Wicked Woods: Ghost Stories from Old New Brunswick.
Description
Contains Photos
$15.95
ISBN 978-1-55109-666-7
DDC 398.2097151'05
Author
Publisher
Year
Contributor
Randall White is the author of Voice of Region: On the Long Journey to
Senate Reform in Canada, Too Good to Be True: Toronto in the 1920s, and
Global Spin: Probing the Globalization Debate.
Review
The back cover blurb tells us the author, an Ontario native, is part of the Writers in the Schools program where he teaches “the art of storytelling to Nova Scotian children.” While some of them probably like his approach, this reviewer found his overly chatty style and his superficial treatment of folk tales and even some authentic historic events hard-going.

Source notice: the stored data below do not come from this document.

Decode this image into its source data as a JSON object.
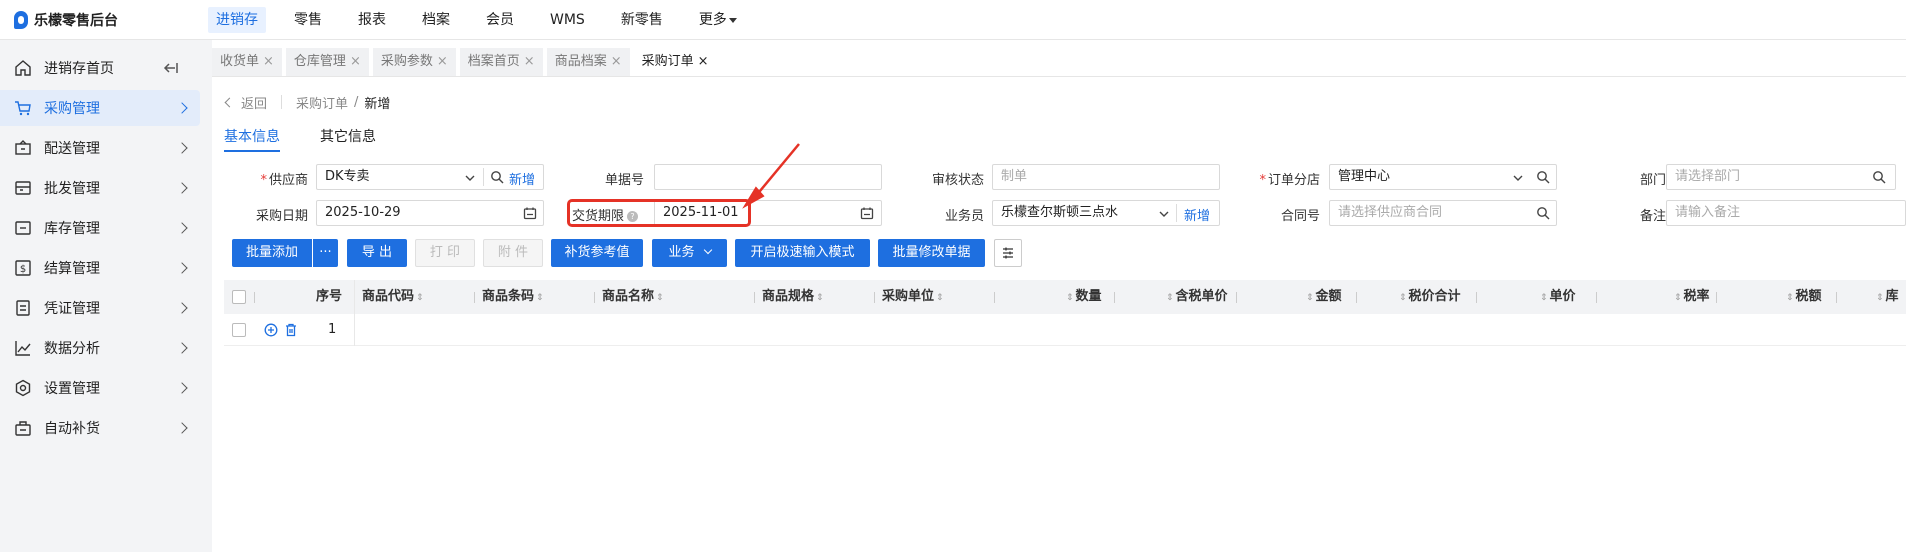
{
  "app": {
    "title": "乐檬零售后台",
    "logo_icon": "leimeng-logo-icon"
  },
  "topnav": {
    "items": [
      "进销存",
      "零售",
      "报表",
      "档案",
      "会员",
      "WMS",
      "新零售",
      "更多"
    ],
    "active": "进销存"
  },
  "sidebar": {
    "items": [
      {
        "label": "进销存首页",
        "icon": "home-icon"
      },
      {
        "label": "采购管理",
        "icon": "cart-icon",
        "active": true
      },
      {
        "label": "配送管理",
        "icon": "delivery-icon"
      },
      {
        "label": "批发管理",
        "icon": "wholesale-icon"
      },
      {
        "label": "库存管理",
        "icon": "inventory-icon"
      },
      {
        "label": "结算管理",
        "icon": "settlement-icon"
      },
      {
        "label": "凭证管理",
        "icon": "voucher-icon"
      },
      {
        "label": "数据分析",
        "icon": "chart-icon"
      },
      {
        "label": "设置管理",
        "icon": "settings-icon"
      },
      {
        "label": "自动补货",
        "icon": "replenish-icon"
      }
    ]
  },
  "tabs": [
    {
      "label": "收货单",
      "close": "×"
    },
    {
      "label": "仓库管理",
      "close": "×"
    },
    {
      "label": "采购参数",
      "close": "×"
    },
    {
      "label": "档案首页",
      "close": "×"
    },
    {
      "label": "商品档案",
      "close": "×"
    },
    {
      "label": "采购订单",
      "close": "×",
      "active": true
    }
  ],
  "breadcrumb": {
    "back": "返回",
    "parent": "采购订单",
    "separator": "/",
    "current": "新增"
  },
  "subtabs": [
    "基本信息",
    "其它信息"
  ],
  "form": {
    "supplier": {
      "label": "供应商",
      "value": "DK专卖",
      "add": "新增"
    },
    "doc_no": {
      "label": "单据号",
      "value": ""
    },
    "audit_status": {
      "label": "审核状态",
      "placeholder": "制单"
    },
    "order_branch": {
      "label": "订单分店",
      "value": "管理中心"
    },
    "department": {
      "label": "部门",
      "placeholder": "请选择部门"
    },
    "purchase_date": {
      "label": "采购日期",
      "value": "2025-10-29"
    },
    "delivery_deadline": {
      "label": "交货期限",
      "value": "2025-11-01",
      "help": "?"
    },
    "salesman": {
      "label": "业务员",
      "value": "乐檬查尔斯顿三点水",
      "add": "新增"
    },
    "contract_no": {
      "label": "合同号",
      "placeholder": "请选择供应商合同"
    },
    "remark": {
      "label": "备注",
      "placeholder": "请输入备注"
    }
  },
  "toolbar": {
    "batch_add": "批量添加",
    "more": "···",
    "export": "导 出",
    "print": "打 印",
    "attach": "附 件",
    "replenish_ref": "补货参考值",
    "business": "业务",
    "fast_input": "开启极速输入模式",
    "batch_modify": "批量修改单据"
  },
  "table": {
    "columns": [
      "序号",
      "商品代码",
      "商品条码",
      "商品名称",
      "商品规格",
      "采购单位",
      "数量",
      "含税单价",
      "金额",
      "税价合计",
      "单价",
      "税率",
      "税额",
      "库"
    ],
    "rows": [
      {
        "index": "1"
      }
    ]
  },
  "colors": {
    "accent": "#1e6fe0",
    "highlight": "#e53226",
    "sidebar_bg": "#f3f4f6"
  }
}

Vernon has taken 25 stories—some of them well-known to older New Brunswickers—and dressed them up with contrived dialogue and often bizarre endings. Ten of them are set in the Bay of Fundy area, especially Charlotte County in the southwest corner; others are taken from the predominantly anglophone areas in Carleton and Victoria counties northwest of Fredericton, with four from the French oral tradition.
One of his stories stands out as a good treatment of the region’s early history. It relates the sad and remarkable exploits of Madame La Tour (née Francoise Marie Jacqueline), who married French fur trader and seigneur Charles St. Etienne de La Tour. This is solid stuff, reflecting serious reading of authentic historic sources. Regrettably, he ends her sad tale with some nonsense about people seeing her ghost walking along the shores of Saint John Harbour. Judging by Vernon’s dialogue, I suspect his stories come off far better orally than in this written form.